With the industry on a long pause, the vessels under the management of CMI are laid up in strategic locations, said Jim Barreiro de León, president and CEO.

“Our vessels are laid up at the moment in Las Palmas and Tenerife. We have another ship in northern France, and two in the United States,” he said, in the 2021 Drydock Report by Cruise Industry News.

“We are focusing on the projects that need to be completed from a compliance point of view; any class conditions, and we do a lot of work with the crew that we have onboard and make sure that the vessels are maintained in class and ready to be deployed in a moment's notice.”

De León added that he hopes that the two drydock projects CMI had scheduled in 2020 will be completed in 2021.

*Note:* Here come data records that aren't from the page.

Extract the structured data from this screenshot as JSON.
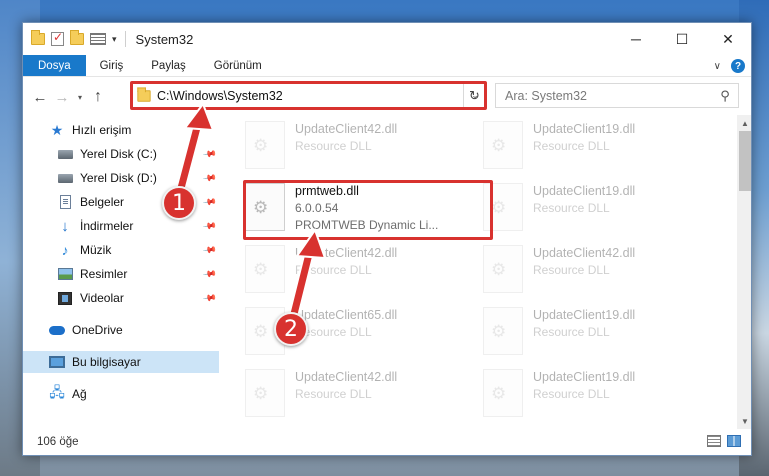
{
  "window": {
    "title": "System32",
    "controls": {
      "minimize": "─",
      "maximize": "☐",
      "close": "✕"
    }
  },
  "ribbon": {
    "tabs": [
      "Dosya",
      "Giriş",
      "Paylaş",
      "Görünüm"
    ]
  },
  "address": {
    "path": "C:\\Windows\\System32",
    "search_placeholder": "Ara: System32"
  },
  "sidebar": {
    "quick_access": "Hızlı erişim",
    "items": [
      {
        "label": "Yerel Disk (C:)",
        "icon": "drive-icon",
        "pinned": true
      },
      {
        "label": "Yerel Disk (D:)",
        "icon": "drive-icon",
        "pinned": true
      },
      {
        "label": "Belgeler",
        "icon": "documents-icon",
        "pinned": true
      },
      {
        "label": "İndirmeler",
        "icon": "downloads-icon",
        "pinned": true
      },
      {
        "label": "Müzik",
        "icon": "music-icon",
        "pinned": true
      },
      {
        "label": "Resimler",
        "icon": "pictures-icon",
        "pinned": true
      },
      {
        "label": "Videolar",
        "icon": "videos-icon",
        "pinned": true
      }
    ],
    "onedrive": "OneDrive",
    "this_pc": "Bu bilgisayar",
    "network": "Ağ"
  },
  "files": {
    "left_column": [
      {
        "name": "UpdateClient42.dll",
        "meta": "Resource DLL",
        "faded": true
      },
      {
        "name": "prmtweb.dll",
        "version": "6.0.0.54",
        "description": "PROMTWEB Dynamic Li...",
        "faded": false
      },
      {
        "name": "UpdateClient42.dll",
        "meta": "Resource DLL",
        "faded": true
      },
      {
        "name": "UpdateClient65.dll",
        "meta": "Resource DLL",
        "faded": true
      },
      {
        "name": "UpdateClient42.dll",
        "meta": "Resource DLL",
        "faded": true
      }
    ],
    "right_column": [
      {
        "name": "UpdateClient19.dll",
        "meta": "Resource DLL",
        "faded": true
      },
      {
        "name": "UpdateClient19.dll",
        "meta": "Resource DLL",
        "faded": true
      },
      {
        "name": "UpdateClient42.dll",
        "meta": "Resource DLL",
        "faded": true
      },
      {
        "name": "UpdateClient19.dll",
        "meta": "Resource DLL",
        "faded": true
      },
      {
        "name": "UpdateClient19.dll",
        "meta": "Resource DLL",
        "faded": true
      }
    ]
  },
  "status": {
    "item_count": "106 öğe"
  },
  "callouts": {
    "first": "1",
    "second": "2"
  },
  "colors": {
    "accent": "#1979ca",
    "highlight": "#d8322f",
    "selection": "#cce4f7"
  }
}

“The Ocean Diamond (pictured above) will be heading out for refurbishment of the main lounge … But the ship has been upgraded over the last two to three years. And then we have the Ocean Atlantic that is due for regular mandatory drydock,” he said. “Because of the COVID situation, we’re going to move those two to 2021.”

Planning

De León said that CMI usually plans projects three to five years ahead.

“We have our mandatory drydocks. These are regulated by the drydocking cycles, as specified by the classification society. Because we are a ship management company. We work in a very close cooperation with the clients. They then also express their wishes as to what they would like to see happening to their vessel,” he explained.

“Whether it's an upgrade on the hotel side or whether it's changing engine compliance levels, because of changes in itinerary that require them to modify their engines. And based on that, we set out the parameters of the project and discuss the final decisions, after which we go out for quotations and contact the manufacturers and people that are related to the specific project itself. And then we plan things out.”

Asked whether he thinks the drydock projects will change in scope post-pandemic, De León said that it’s unlikely.

“I think they will remain as they are. In fact, this experience (in 2020) is a great opportunity to really think about the things we need to do and what we want to do with our vessels. And as soon as the mark goes back, we're ready to execute some of the ideas that we've had.”